Carbonate fragments, with pink patches of live algae (Moura et al., Scientific Advances)
Of the sponges, the team found 29 specimens that they have yet to identify and suspect constitute new species. They also uncovered unique microbes that seem to base their metabolism not on light but on minerals and chemicals such as ammonia, nitrogen and sulfur. Identifying and better understanding those species will require further taxonomic study, which is now underway. But the team believes there is enough evidence to recognize Brazil’s reef as a unique ecosystem. “The oceanographic conditions, unique metabolic features and the new biodiversity allow us to argue that this system is a new biome,” Thompson says.
Walter Goldberg, a coral biologist at Florida International University, who was not involved in the study, says the new research “greatly expands” what is known about Brazil’s reef system.
Carlos Daniel Perez, a marine biologist at the Universidade Federal de Pernambuco in Vitoria de Santo Antao in Brazil, who also was not involved in the work, adds that the Brazilian reef may serve as a corridor for species that span the Caribbean and South Atlantic. Studies such as this one, he says, are critical for identifying those important areas and designing environmental management protocols to protect them.

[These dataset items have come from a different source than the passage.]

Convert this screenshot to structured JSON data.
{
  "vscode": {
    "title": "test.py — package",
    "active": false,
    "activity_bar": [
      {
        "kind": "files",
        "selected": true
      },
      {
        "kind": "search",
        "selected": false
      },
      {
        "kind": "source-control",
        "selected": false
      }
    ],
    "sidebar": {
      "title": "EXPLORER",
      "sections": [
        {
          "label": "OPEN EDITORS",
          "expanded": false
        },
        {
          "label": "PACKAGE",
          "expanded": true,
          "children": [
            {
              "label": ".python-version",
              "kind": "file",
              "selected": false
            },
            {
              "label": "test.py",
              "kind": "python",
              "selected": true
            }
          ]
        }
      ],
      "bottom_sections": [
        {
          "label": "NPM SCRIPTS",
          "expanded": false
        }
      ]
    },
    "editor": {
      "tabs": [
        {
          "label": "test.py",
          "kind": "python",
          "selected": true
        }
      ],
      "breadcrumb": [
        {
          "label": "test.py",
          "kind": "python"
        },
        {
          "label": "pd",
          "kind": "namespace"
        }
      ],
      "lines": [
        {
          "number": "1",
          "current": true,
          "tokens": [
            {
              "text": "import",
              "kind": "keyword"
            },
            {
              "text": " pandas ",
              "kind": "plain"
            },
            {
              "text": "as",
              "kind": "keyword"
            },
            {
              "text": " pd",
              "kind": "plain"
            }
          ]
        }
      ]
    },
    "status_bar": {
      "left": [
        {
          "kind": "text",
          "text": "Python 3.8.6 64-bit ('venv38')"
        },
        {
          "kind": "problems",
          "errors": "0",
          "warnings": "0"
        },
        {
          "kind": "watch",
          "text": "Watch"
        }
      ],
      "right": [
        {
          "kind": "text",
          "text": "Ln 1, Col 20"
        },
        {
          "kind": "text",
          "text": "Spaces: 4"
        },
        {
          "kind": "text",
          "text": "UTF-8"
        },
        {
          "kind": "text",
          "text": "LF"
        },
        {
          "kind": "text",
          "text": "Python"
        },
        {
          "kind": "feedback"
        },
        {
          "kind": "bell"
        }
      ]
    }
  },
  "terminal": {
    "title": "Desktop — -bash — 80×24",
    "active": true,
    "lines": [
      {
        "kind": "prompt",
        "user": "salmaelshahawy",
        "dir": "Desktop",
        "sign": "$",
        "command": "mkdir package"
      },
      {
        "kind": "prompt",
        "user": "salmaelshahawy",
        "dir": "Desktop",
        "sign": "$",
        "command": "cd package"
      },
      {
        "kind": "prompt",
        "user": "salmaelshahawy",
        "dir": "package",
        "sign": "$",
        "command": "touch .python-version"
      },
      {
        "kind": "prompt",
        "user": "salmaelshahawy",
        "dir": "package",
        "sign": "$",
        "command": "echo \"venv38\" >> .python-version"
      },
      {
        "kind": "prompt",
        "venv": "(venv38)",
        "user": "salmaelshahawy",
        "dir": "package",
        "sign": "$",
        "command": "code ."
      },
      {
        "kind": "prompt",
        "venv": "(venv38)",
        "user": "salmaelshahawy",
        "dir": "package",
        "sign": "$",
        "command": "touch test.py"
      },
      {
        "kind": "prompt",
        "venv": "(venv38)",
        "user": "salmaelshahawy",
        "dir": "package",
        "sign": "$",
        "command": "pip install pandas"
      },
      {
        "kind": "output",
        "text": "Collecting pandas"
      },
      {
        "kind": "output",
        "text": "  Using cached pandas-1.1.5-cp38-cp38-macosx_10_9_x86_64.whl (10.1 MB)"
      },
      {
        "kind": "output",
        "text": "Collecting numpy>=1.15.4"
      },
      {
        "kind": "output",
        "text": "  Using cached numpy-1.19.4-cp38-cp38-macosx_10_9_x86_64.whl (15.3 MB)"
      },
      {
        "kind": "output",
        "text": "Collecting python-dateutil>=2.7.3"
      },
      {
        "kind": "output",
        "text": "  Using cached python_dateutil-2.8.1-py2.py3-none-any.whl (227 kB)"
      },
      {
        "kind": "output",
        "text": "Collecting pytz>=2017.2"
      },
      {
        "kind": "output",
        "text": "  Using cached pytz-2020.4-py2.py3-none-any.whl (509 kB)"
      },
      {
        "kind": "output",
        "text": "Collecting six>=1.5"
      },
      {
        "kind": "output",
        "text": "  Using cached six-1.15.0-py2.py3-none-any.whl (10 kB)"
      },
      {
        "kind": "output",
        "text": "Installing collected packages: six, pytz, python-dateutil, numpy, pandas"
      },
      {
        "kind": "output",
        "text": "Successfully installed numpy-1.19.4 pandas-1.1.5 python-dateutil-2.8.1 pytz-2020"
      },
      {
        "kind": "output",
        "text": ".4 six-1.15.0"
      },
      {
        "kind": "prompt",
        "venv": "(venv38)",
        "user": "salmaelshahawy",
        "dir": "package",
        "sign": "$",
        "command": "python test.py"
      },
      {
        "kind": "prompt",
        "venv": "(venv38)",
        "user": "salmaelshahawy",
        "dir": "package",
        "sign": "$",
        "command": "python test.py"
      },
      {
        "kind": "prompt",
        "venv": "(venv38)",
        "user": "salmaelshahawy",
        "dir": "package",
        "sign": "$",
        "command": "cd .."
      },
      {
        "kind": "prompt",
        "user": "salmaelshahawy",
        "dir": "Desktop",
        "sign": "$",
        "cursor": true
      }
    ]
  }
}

Thompson and his colleagues agree that reef’s uniqueness warrants protection—especially in light of the fact that major oil and gas companies are exploring areas nearby for drilling. The researchers also point out that the reef probably plays an important role in sustaining fisheries that local communities depend on.
There is much left to be discovered. Though this study represents the largest survey ever conducted of the reef, it covered only about 10 percent of the entire system. “We have only rough map, not a very fine one,” Thompson says says. “We still have another [3,240-square miles] to describe.”